In the meanwhile, here is an updated patch of where I am at.

So far, these SQL statements also need to be executed to bring the schema up to date:

use conferences;
drop table people; create table people (BugzillaUserID mediumint unsigned not null primary key, Picture blob null, PictureMime varchar(32) null);

alter table speakers add BugzillaUserID mediumint unsigned after PersonID;
alter table submission_authors add BugzillaUserID mediumint unsigned after PersonID;
alter table submission_comments add BugzillaUserID mediumint unsigned after PersonID;
alter table people_roles add BugzillaUserID mediumint unsigned after PersonID;
alter table watching_submissions add BugzillaUserID mediumint unsigned after PersonID;
alter table watching_everything add BugzillaUserID mediumint unsigned after PersonID;
alter table watching_categories add BugzillaUserID mediumint unsigned after PersonID;
alter table watching_types add BugzillaUserID mediumint unsigned after PersonID;
alter table watching_tags add BugzillaUserID mediumint unsigned after PersonID;
alter table watching_new_submissions add BugzillaUserID mediumint unsigned after PersonID;



# Getting Bugzilla ID from email address
select distinct s.PersonID, P.EMail, B.userid from speakers as s LEFT JOIN myfoundation_demo.People AS P ON P.PersonID = s.PersonID LEFT JOIN myfoundation_demo.profiles AS B on B.login_name = P.EMail;


# Updating PersonID tables to BugzillaUserID
update speakers as s, People_to_Bugzilla as b set s.BugzillaUserID = b.userid where s.PersonID = b.PersonID;
update submission_authors as s, People_to_Bugzilla as b set s.BugzillaUserID = b.userid where s.PersonID = b.PersonID;
update submission_comments as s, People_to_Bugzilla as b set s.BugzillaUserID = b.userid where s.PersonID = b.PersonID;
update people_roles as s, People_to_Bugzilla as b set s.BugzillaUserID = b.userid where s.PersonID = b.PersonID;
update watching_submissions as s, People_to_Bugzilla as b set s.BugzillaUserID = b.userid where s.PersonID = b.PersonID;
update watching_everything as s, People_to_Bugzilla as b set s.BugzillaUserID = b.userid where s.PersonID = b.PersonID;
update watching_categories as s, People_to_Bugzilla as b set s.BugzillaUserID = b.userid where s.PersonID = b.PersonID;
update watching_types as s, People_to_Bugzilla as b set s.BugzillaUserID = b.userid where s.PersonID = b.PersonID;
update watching_tags as s, People_to_Bugzilla as b set s.BugzillaUserID = b.userid where s.PersonID = b.PersonID;
update watching_new_submissions as s, People_to_Bugzilla as b set s.BugzillaUserID = b.userid where s.PersonID = b.PersonID;
Comment 25 Denis Roy CLA 2011-02-03 15:12:02 EST
Created attachment 188272 [details]
Screenshot

Anne:

Are there any options in that list that you know are no longer used?
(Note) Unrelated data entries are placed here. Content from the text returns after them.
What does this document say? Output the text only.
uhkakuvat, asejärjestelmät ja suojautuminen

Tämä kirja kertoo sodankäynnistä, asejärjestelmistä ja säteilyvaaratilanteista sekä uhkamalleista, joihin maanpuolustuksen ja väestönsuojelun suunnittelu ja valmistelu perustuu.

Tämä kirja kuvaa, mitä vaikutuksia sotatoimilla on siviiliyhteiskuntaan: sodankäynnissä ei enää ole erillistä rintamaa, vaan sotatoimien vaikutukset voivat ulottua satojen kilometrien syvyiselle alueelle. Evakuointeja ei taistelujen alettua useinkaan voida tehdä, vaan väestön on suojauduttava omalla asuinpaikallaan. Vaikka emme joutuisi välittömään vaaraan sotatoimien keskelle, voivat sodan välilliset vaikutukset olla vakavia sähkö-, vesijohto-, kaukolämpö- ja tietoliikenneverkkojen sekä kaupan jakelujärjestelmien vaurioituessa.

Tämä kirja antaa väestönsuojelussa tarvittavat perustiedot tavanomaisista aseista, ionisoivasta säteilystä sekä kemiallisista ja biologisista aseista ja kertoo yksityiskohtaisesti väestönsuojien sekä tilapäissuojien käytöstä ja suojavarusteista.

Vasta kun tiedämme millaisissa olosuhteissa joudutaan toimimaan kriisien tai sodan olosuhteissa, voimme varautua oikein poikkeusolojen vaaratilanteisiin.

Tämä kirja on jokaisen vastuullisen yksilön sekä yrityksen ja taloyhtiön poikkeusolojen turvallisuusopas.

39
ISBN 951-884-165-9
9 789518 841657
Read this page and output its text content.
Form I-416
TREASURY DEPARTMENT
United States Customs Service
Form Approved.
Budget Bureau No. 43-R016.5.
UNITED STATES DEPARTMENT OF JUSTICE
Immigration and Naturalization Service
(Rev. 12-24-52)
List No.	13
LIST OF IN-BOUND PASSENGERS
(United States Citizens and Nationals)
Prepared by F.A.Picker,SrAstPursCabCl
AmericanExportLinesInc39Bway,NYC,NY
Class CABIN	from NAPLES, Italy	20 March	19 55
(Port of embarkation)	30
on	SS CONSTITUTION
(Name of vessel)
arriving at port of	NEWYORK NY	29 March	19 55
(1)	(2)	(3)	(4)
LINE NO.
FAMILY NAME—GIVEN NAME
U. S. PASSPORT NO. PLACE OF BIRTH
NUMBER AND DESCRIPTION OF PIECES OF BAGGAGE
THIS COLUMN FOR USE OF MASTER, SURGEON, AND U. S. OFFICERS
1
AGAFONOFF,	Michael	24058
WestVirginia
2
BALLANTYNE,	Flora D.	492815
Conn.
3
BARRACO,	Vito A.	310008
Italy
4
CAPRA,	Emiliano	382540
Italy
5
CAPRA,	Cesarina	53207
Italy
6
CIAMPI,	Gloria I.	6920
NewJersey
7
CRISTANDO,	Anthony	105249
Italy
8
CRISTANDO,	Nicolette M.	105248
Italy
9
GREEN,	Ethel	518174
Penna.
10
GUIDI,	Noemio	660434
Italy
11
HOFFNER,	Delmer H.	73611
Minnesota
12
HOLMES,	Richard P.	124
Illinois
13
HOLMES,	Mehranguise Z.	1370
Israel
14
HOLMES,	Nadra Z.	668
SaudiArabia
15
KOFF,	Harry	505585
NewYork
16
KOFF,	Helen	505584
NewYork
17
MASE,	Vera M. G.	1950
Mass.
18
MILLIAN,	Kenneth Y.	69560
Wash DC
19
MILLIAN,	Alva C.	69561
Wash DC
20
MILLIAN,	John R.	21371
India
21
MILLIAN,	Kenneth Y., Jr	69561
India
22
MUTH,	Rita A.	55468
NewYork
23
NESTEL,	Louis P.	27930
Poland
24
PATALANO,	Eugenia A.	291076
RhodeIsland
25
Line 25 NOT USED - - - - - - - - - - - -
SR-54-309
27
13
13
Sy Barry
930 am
The Scheduling Tool contains references to 2009, and it doesn't work on my dev environment.  Since the other buttons seem to rely on the schedule, I hesitate to continue.

Can you fill me in on how the schedule is done?  Point me to a doc?

Thanks
Comment 26 Denis Roy CLA 2011-03-28 14:10:31 EDT
I'll be revisiting this next week once the excitement of EclipseCon 2011 has begun to die down.
Comment 27 Denis Roy CLA 2011-04-07 13:26:31 EDT
The final patch has been committed.  I've also fixed some SQL injection vulnerabilities, as well as information leakage (user.php).

On the surface it all looks good, and I've tested plenty, but there will be issues.  Please file separate requests and I'll fix them as quickly as I can.